Difference in acoustic measures between sustained and sung vowels: A comparison of singers’ voices using the VoxPlot software
Objective: Sustained vowels are an important element of the auditory-perceptual and the acoustic assessment of voice quality. While many clinicians will use sustained /a/ for this purpose, some protocols also include other vowels. For patients, the difference between sustaining a vowel and singing a vowel can be blurry. The present study used the VoxPlot software to assess the effect of the vowel and the task (sustaining vs. singing) on 15 voice quality outcome measures.
Methods: Thirty-two professional female singers (average age 27.2 years) produced sustained vowels /a, i, u/. Three repetitions of each vowel were sustained in a speechlike fashion and as a sung middle C at 261 Hz. The recordings were analyzed with the VoxPlot software. Data were analyzed with repeated measures ANOVAs.
Results: There were significant main effects for the vowel for 10 out of the 15 voice quality measures in VoxPlot (CPPS, GNE, HNR, HNRd, HFNO, H1H2, Jitter Local, Jitter PPQ5, Spectral Slope, Spectral Tilt). The post hoc tests did not follow a systematic pattern. For the task (sustained vs. sung), significant main effects were found for 6 of the 15 VoxPlot measures (GNE, HNR, HNRd,Jitter PPQ5, Mean Pitch, PSD). For 5 out of the 11 VoxPlot measures with reported cutoff scores, some or all scores were outside the reported typical ranges (CPPS, GNE, HFNo, HNR, PSD).
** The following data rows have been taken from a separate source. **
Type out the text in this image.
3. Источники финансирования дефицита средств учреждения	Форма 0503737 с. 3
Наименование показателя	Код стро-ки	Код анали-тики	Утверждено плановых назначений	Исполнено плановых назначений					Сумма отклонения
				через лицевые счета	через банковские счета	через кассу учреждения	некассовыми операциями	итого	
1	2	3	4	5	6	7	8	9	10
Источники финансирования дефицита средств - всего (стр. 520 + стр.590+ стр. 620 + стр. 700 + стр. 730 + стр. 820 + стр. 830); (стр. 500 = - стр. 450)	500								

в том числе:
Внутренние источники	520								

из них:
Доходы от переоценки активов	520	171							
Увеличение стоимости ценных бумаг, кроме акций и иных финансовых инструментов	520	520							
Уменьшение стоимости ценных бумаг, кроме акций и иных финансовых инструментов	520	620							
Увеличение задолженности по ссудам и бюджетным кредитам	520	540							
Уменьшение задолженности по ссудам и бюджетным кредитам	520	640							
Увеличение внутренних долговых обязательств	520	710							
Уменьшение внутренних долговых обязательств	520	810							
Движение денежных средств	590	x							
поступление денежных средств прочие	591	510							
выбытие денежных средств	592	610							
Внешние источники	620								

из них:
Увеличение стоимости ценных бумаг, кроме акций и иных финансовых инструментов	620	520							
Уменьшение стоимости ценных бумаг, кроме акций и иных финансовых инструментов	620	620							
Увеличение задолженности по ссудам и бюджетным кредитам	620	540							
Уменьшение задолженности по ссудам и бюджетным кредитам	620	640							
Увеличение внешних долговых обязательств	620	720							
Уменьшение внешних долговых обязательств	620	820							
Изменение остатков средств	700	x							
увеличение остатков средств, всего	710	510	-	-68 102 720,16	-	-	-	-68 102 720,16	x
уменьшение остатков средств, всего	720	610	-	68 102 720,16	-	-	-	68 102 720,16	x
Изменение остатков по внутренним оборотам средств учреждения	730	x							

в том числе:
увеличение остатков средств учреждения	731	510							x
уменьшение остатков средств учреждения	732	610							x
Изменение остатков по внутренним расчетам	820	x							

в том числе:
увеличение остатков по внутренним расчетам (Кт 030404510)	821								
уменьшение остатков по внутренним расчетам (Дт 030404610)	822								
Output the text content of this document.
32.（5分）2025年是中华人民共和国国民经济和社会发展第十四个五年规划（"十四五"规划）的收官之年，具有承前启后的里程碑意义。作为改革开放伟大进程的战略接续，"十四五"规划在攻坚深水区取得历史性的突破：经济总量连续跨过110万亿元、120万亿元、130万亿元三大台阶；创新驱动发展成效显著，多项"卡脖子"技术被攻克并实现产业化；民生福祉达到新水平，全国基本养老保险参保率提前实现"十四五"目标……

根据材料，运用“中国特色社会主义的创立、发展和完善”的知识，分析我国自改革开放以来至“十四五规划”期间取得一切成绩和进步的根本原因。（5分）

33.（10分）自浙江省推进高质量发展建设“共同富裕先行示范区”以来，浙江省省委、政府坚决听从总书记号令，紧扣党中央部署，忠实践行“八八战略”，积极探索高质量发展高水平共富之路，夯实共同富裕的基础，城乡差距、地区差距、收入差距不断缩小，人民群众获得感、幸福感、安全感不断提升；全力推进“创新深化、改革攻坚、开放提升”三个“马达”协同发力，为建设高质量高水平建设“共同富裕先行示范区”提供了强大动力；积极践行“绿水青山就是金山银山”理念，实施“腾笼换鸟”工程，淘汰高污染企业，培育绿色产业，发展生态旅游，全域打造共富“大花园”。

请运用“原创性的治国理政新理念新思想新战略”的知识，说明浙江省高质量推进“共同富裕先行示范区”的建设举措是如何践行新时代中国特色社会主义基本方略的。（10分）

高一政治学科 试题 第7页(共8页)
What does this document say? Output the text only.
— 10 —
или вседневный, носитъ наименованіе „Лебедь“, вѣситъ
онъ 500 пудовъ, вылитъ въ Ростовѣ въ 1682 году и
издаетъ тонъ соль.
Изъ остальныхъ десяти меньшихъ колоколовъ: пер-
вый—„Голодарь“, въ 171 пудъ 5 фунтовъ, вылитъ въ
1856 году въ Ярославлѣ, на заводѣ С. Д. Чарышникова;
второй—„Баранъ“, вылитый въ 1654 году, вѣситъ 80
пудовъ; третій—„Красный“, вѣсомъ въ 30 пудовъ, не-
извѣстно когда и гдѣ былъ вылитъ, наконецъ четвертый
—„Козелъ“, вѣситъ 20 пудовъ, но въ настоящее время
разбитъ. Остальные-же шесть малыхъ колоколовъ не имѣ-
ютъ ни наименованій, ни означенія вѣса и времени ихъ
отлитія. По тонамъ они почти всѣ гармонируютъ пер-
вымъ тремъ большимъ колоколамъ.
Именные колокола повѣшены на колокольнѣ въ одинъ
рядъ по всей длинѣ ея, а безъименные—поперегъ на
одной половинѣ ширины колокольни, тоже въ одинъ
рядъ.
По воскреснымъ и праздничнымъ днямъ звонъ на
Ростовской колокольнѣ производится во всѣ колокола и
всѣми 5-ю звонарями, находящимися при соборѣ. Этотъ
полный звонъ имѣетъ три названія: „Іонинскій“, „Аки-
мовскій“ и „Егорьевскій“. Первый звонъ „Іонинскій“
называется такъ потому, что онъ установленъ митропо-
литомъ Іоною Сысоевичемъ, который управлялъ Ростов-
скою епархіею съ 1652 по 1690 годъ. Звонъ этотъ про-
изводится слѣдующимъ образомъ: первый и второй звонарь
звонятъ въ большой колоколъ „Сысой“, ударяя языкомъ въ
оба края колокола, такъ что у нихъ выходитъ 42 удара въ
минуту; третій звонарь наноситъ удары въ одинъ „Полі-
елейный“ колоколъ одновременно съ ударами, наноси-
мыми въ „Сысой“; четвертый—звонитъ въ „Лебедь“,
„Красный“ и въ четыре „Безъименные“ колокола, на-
Conclusions: Most of the voice quality measures in VoxPlot differed for the three vowels but the post hoc patterns of differences were not consistent. When using software for acoustic analysis such as VoxPlot, it is important for clinicians to understand that the selection of the vowel may influence the results. There were significant task effects for some outcome measures, so clinicians should understand that they may get different results if they let their patients sing sustained vowels. Future research should explore whether differences between sung and spoken vowels are more pronounced in speakers with dysphonic voices.